我靜靜地看著面前的人,對上他漠然的眼神,釐清思緒,輕聲開口:「陛下,父親已年邁,當不起這樣的重任。」

「朕看李大人是國之肱骨,對朝廷一片丹心,如何當不得?」蕭從衍神色淡淡,像是打定了主意要為難。

我聽得頭皮發麻,沒了法子,只得低聲相求:「從前的事是我對不住你,你就……就看在咱們從前的情分上,放過李家,你如今坐上至尊之位,自可迎娶三千后妃……」

這話一出,男人的唇角輕扯出譏諷的弧度,卻沒開口。

我的心中打鼓,分不清他的意思。

好半晌,才聽見他冷冷開腔:「朕與李大人還有要事相商,李姑娘回去吧。」

這便是不欲與我多言的意思了。

我的嘴唇動了動,怕多說多錯,遂不再多留。

待我踏出房門,蕭從衍才將攥得發白的手鬆開,杯子早已碎裂,掌心滲出血來,他嗤笑了聲,眼底卻黯淡無光。

14

我回到房間後不久,天空驀地轟隆一聲響,春雨就那麼落了下來,驚醒了藏眠的蟲。

到了晚間,我用過飯,賞了會兒雨,這才掩了窗子,回屋歇下了。

雨打窗欞,滴答作響。

就在我生出困意的時候,門外一聲響。

我霎時間驚醒,急急撩開帘子一看。

沒人。

我收回視線,暗笑自己出現了幻覺。

蕭從衍應當早早回宮了才對,怎麼可能還會夜遊到我這裡。

也不對,他的夜遊該治好了。

思及此,我苦笑了聲,正要繼續再睡,窗子嘎吱一聲響。

風吹的吧?

我懶得起身再看,只閉著眼。

直到聽見腳步聲,這才睜開眼。

只見蕭從衍渾身濕透,正朝著我走來,目光定定地看著我,眼底暗沉,像是半睡半醒,與前幾次如出一轍。

我:「……」

這誰家夜遊還能翻窗的?

陛下您未免也太厲害了!

但這一路上走來,若被家丁婢女瞧見,那還了得?

我連忙坐起身:「陛下,您——」

話音未落,就被人抱了個滿懷。

我心中一凜,如今我懷有身孕,可不能任由他胡來,當下有些急了,推拒著他。

可男人力氣大到可怕,我掙扎了一會兒,以失敗告終。

就在我以為他就要行事時,肩窩忽然被人抵住。

男人低下頭,額頭抵著我的肩,呢喃道:「你又不要我了……」

我一下怔住。

15

心頭酸酸脹脹的,像是泡在酸水裡。

我環著他濕透的身軀,正想說些什麼,他的手又不規矩起來,當即羞惱起來。

但怕他受寒,我硬著頭皮主動將他的衣衫扒拉下來,掛到一邊,而後拿了帕子,替他擦乾頭髮。待做完,我累得直喘氣。
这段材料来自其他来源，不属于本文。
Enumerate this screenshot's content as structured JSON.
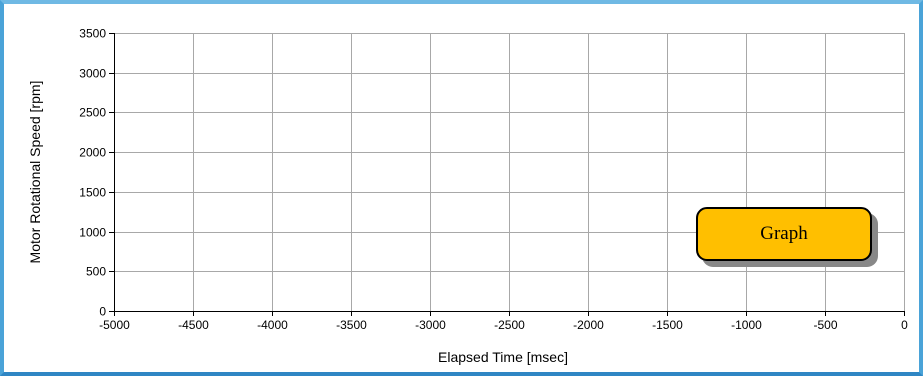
{
  "chart_data": {
    "type": "line",
    "title": "",
    "xlabel": "Elapsed Time [msec]",
    "ylabel": "Motor Rotational Speed [rpm]",
    "xlim": [
      -5000,
      0
    ],
    "ylim": [
      0,
      3500
    ],
    "x_ticks": [
      -5000,
      -4500,
      -4000,
      -3500,
      -3000,
      -2500,
      -2000,
      -1500,
      -1000,
      -500,
      0
    ],
    "y_ticks": [
      0,
      500,
      1000,
      1500,
      2000,
      2500,
      3000,
      3500
    ],
    "grid": true,
    "series": []
  },
  "graph_button": {
    "label": "Graph"
  },
  "colors": {
    "grid": "#a8a8a8",
    "axis": "#000000",
    "button_fill": "#ffbf00",
    "frame": "#4aa3d8"
  }
}
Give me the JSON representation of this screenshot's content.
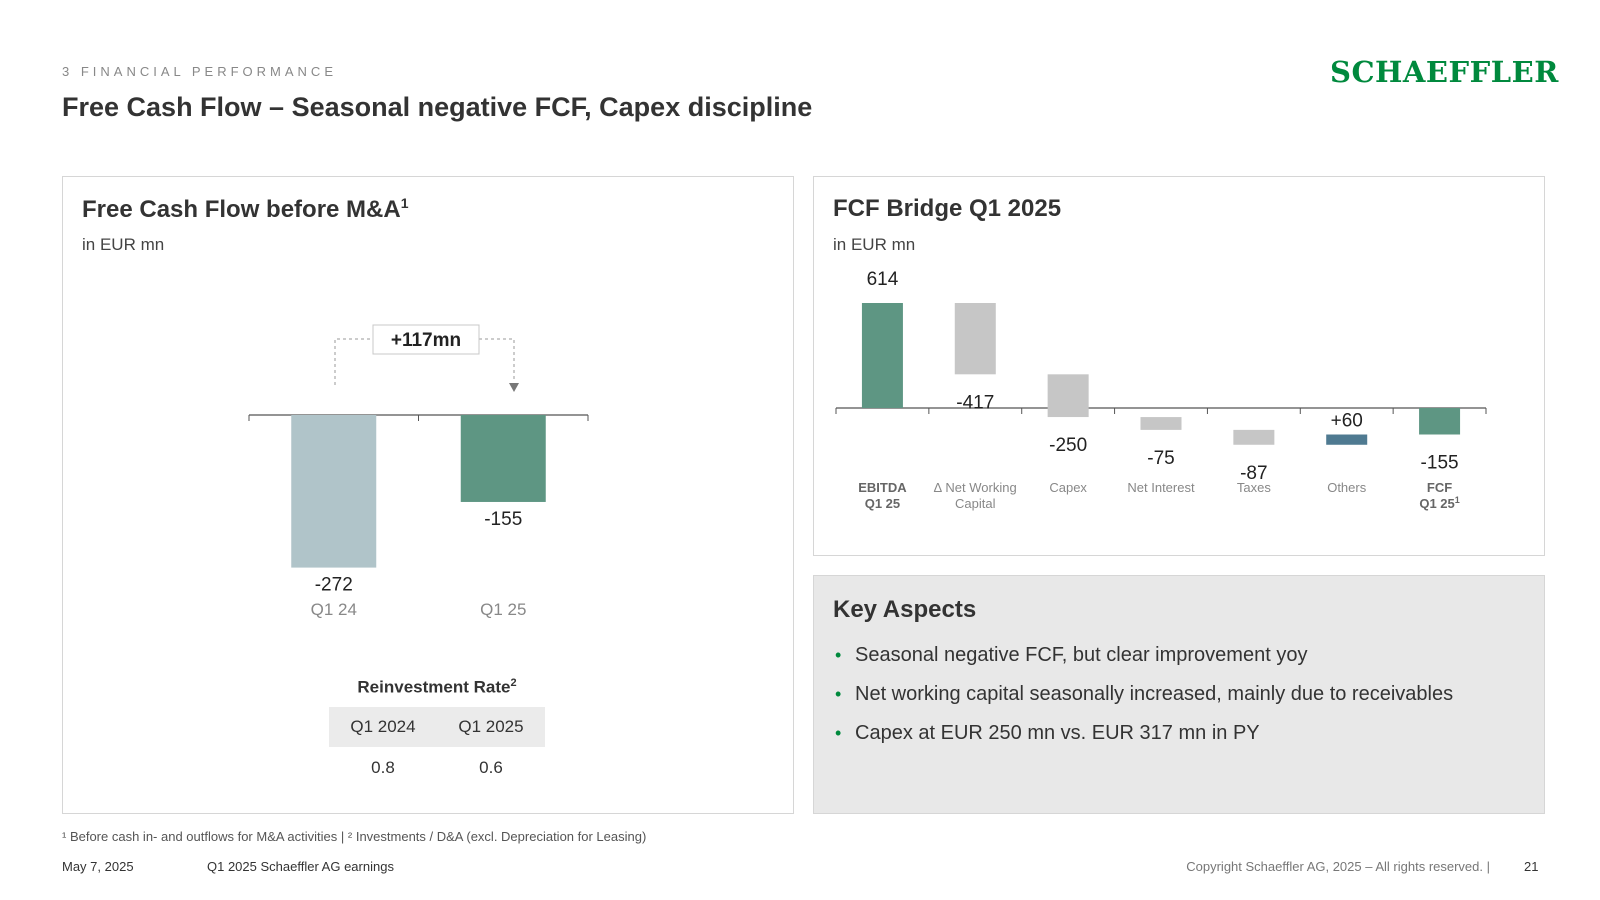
{
  "header": {
    "section": "3 FINANCIAL PERFORMANCE",
    "logo": "SCHAEFFLER",
    "title": "Free Cash Flow – Seasonal negative FCF, Capex discipline"
  },
  "fcf_panel": {
    "title": "Free Cash Flow before M&A",
    "title_sup": "1",
    "unit": "in EUR mn",
    "delta_label": "+117mn"
  },
  "reinvestment": {
    "title": "Reinvestment Rate",
    "title_sup": "2",
    "headers": [
      "Q1 2024",
      "Q1 2025"
    ],
    "values": [
      "0.8",
      "0.6"
    ]
  },
  "bridge_panel": {
    "title": "FCF Bridge Q1 2025",
    "unit": "in EUR mn"
  },
  "key_aspects": {
    "title": "Key Aspects",
    "items": [
      "Seasonal negative FCF, but clear improvement yoy",
      "Net working capital seasonally increased, mainly due to receivables",
      "Capex at EUR 250 mn vs. EUR 317 mn in PY"
    ]
  },
  "chart_data": [
    {
      "type": "bar",
      "title": "Free Cash Flow before M&A",
      "ylabel": "in EUR mn",
      "categories": [
        "Q1 24",
        "Q1 25"
      ],
      "values": [
        -272,
        -155
      ],
      "data_labels": [
        "-272",
        "-155"
      ],
      "colors": [
        "#b0c4c9",
        "#5e9683"
      ],
      "annotation": "+117mn"
    },
    {
      "type": "bar",
      "subtype": "waterfall",
      "title": "FCF Bridge Q1 2025",
      "ylabel": "in EUR mn",
      "categories": [
        {
          "line1": "EBITDA",
          "line2": "Q1 25",
          "sup": "",
          "bold": true
        },
        {
          "line1": "∆ Net Working",
          "line2": "Capital",
          "sup": "",
          "bold": false
        },
        {
          "line1": "Capex",
          "line2": "",
          "sup": "",
          "bold": false
        },
        {
          "line1": "Net Interest",
          "line2": "",
          "sup": "",
          "bold": false
        },
        {
          "line1": "Taxes",
          "line2": "",
          "sup": "",
          "bold": false
        },
        {
          "line1": "Others",
          "line2": "",
          "sup": "",
          "bold": false
        },
        {
          "line1": "FCF",
          "line2": "Q1 25",
          "sup": "1",
          "bold": true
        }
      ],
      "values": [
        614,
        -417,
        -250,
        -75,
        -87,
        60,
        -155
      ],
      "data_labels": [
        "614",
        "-417",
        "-250",
        "-75",
        "-87",
        "+60",
        "-155"
      ],
      "measure": [
        "absolute",
        "relative",
        "relative",
        "relative",
        "relative",
        "relative",
        "total"
      ],
      "colors": {
        "total": "#5e9683",
        "decrease": "#c6c6c6",
        "increase": "#4f7a91"
      }
    }
  ],
  "footer": {
    "footnote": "¹ Before cash in- and outflows for M&A activities | ² Investments / D&A (excl. Depreciation for Leasing)",
    "date": "May 7, 2025",
    "doc": "Q1 2025 Schaeffler AG earnings",
    "copyright": "Copyright Schaeffler AG, 2025 – All rights reserved. |",
    "page": "21"
  }
}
一回頭,卻見不久前還威嚴冷峻的男人乖乖地看著我,漆黑的眸底倒映著我的身影。

心間似被一股甜意注入,酸澀情緒被沖淡了不少。

可……等到天亮,便又會回到那冰冷狀態,如海市蜃樓,海上泡沫,一觸即破。

「老實睡覺,不然我就喊人了啊。」

我警告了一句,見他仍直勾勾地看著我。

視線下移,落在他某個位置,臉頰唰一下滾燙。

不是。

都淋成這樣了,怎、怎還能……

但礙於他現在狀態不穩,我紅著臉,大著膽子將他的雙手捆綁在床頭,確保他無法動彈。

所幸這一回蕭從衍沒像之前一樣上來就直奔主題,而是老老實實地被我綁住,那雙漆黑眼眸似蒙了一層霧似的盯著我,像是想要看我能做出什麼。
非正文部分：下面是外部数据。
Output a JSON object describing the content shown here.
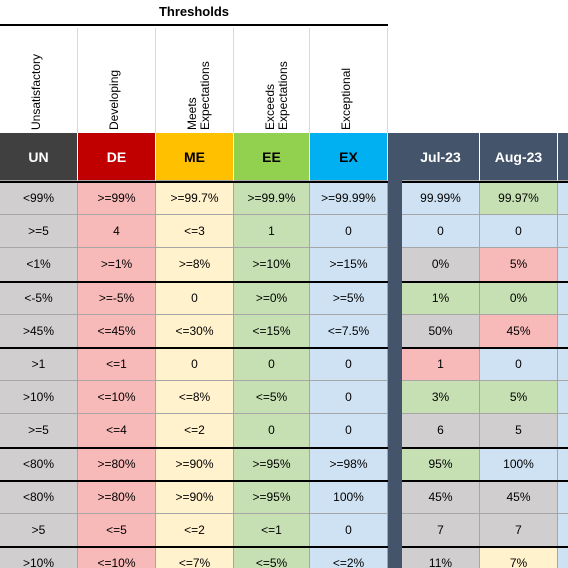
{
  "title": "Thresholds",
  "levels": [
    {
      "label": "Unsatisfactory",
      "code": "UN",
      "color": "#404040",
      "text_color": "#ffffff",
      "cell_color": "#d0cece"
    },
    {
      "label": "Developing",
      "code": "DE",
      "color": "#c00000",
      "text_color": "#ffffff",
      "cell_color": "#f8b9b9"
    },
    {
      "label": "Meets Expectations",
      "code": "ME",
      "color": "#ffc000",
      "text_color": "#000000",
      "cell_color": "#fff2cc"
    },
    {
      "label": "Exceeds Expectations",
      "code": "EE",
      "color": "#92d050",
      "text_color": "#000000",
      "cell_color": "#c6e0b4"
    },
    {
      "label": "Exceptional",
      "code": "EX",
      "color": "#00b0f0",
      "text_color": "#000000",
      "cell_color": "#cfe2f3"
    }
  ],
  "month_header_color": "#44546a",
  "months": [
    "Jul-23",
    "Aug-23"
  ],
  "rows": [
    {
      "thresholds": [
        "<99%",
        ">=99%",
        ">=99.7%",
        ">=99.9%",
        ">=99.99%"
      ],
      "months": [
        "99.99%",
        "99.97%"
      ],
      "month_colors": [
        "#cfe2f3",
        "#c6e0b4"
      ]
    },
    {
      "thresholds": [
        ">=5",
        "4",
        "<=3",
        "1",
        "0"
      ],
      "months": [
        "0",
        "0"
      ],
      "month_colors": [
        "#cfe2f3",
        "#cfe2f3"
      ]
    },
    {
      "thresholds": [
        "<1%",
        ">=1%",
        ">=8%",
        ">=10%",
        ">=15%"
      ],
      "months": [
        "0%",
        "5%"
      ],
      "month_colors": [
        "#d0cece",
        "#f8b9b9"
      ]
    },
    {
      "thresholds": [
        "<-5%",
        ">=-5%",
        "0",
        ">=0%",
        ">=5%"
      ],
      "months": [
        "1%",
        "0%"
      ],
      "month_colors": [
        "#c6e0b4",
        "#c6e0b4"
      ]
    },
    {
      "thresholds": [
        ">45%",
        "<=45%",
        "<=30%",
        "<=15%",
        "<=7.5%"
      ],
      "months": [
        "50%",
        "45%"
      ],
      "month_colors": [
        "#d0cece",
        "#f8b9b9"
      ]
    },
    {
      "thresholds": [
        ">1",
        "<=1",
        "0",
        "0",
        "0"
      ],
      "months": [
        "1",
        "0"
      ],
      "month_colors": [
        "#f8b9b9",
        "#cfe2f3"
      ]
    },
    {
      "thresholds": [
        ">10%",
        "<=10%",
        "<=8%",
        "<=5%",
        "0"
      ],
      "months": [
        "3%",
        "5%"
      ],
      "month_colors": [
        "#c6e0b4",
        "#c6e0b4"
      ]
    },
    {
      "thresholds": [
        ">=5",
        "<=4",
        "<=2",
        "0",
        "0"
      ],
      "months": [
        "6",
        "5"
      ],
      "month_colors": [
        "#d0cece",
        "#d0cece"
      ]
    },
    {
      "thresholds": [
        "<80%",
        ">=80%",
        ">=90%",
        ">=95%",
        ">=98%"
      ],
      "months": [
        "95%",
        "100%"
      ],
      "month_colors": [
        "#c6e0b4",
        "#cfe2f3"
      ]
    },
    {
      "thresholds": [
        "<80%",
        ">=80%",
        ">=90%",
        ">=95%",
        "100%"
      ],
      "months": [
        "45%",
        "45%"
      ],
      "month_colors": [
        "#d0cece",
        "#d0cece"
      ]
    },
    {
      "thresholds": [
        ">5",
        "<=5",
        "<=2",
        "<=1",
        "0"
      ],
      "months": [
        "7",
        "7"
      ],
      "month_colors": [
        "#d0cece",
        "#d0cece"
      ]
    },
    {
      "thresholds": [
        ">10%",
        "<=10%",
        "<=7%",
        "<=5%",
        "<=2%"
      ],
      "months": [
        "11%",
        "7%"
      ],
      "month_colors": [
        "#d0cece",
        "#fff2cc"
      ]
    }
  ]
}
等綁完,我鬆開手,退開一些,低眸看著被我當螃蟹五花大綁起來的人,心臟砰砰亂跳。

真是要命。

我竟然綁了當朝皇帝!

不過非常時刻行非常事。

嗯,就是這樣!

我呼出一口氣,這才放下帘子,使壞地掐了它一把,如願聽得一聲悶哼。

叫他故意來報復!

如今落我手裡了吧?

我輕哼了聲,躺在他旁邊。這一晚上一波三折,早已疲倦不堪,沒過多久我就陷入了沉沉夢境,渾然不顧身旁的人渾身冒著慾火,幾欲燎原。

16

這一覺我睡得很沉。

殊不知,旁邊的人在天亮時分,緩緩睜開了眼睛。

有絲絲縷縷的光亮從窗欞縫隙溜進來,照亮了這一方靜室。

蕭從衍睜開眼的時候,下意識想用手遮眼,卻動彈不得:「?」

誰敢綁他?

蕭從衍低頭一掃,只見一條紅繩將未著寸縷的他五花大綁,登時升騰起滔天怒火。被綁縛在床頭的手極快地解開了繩索,將紅繩扔去一邊。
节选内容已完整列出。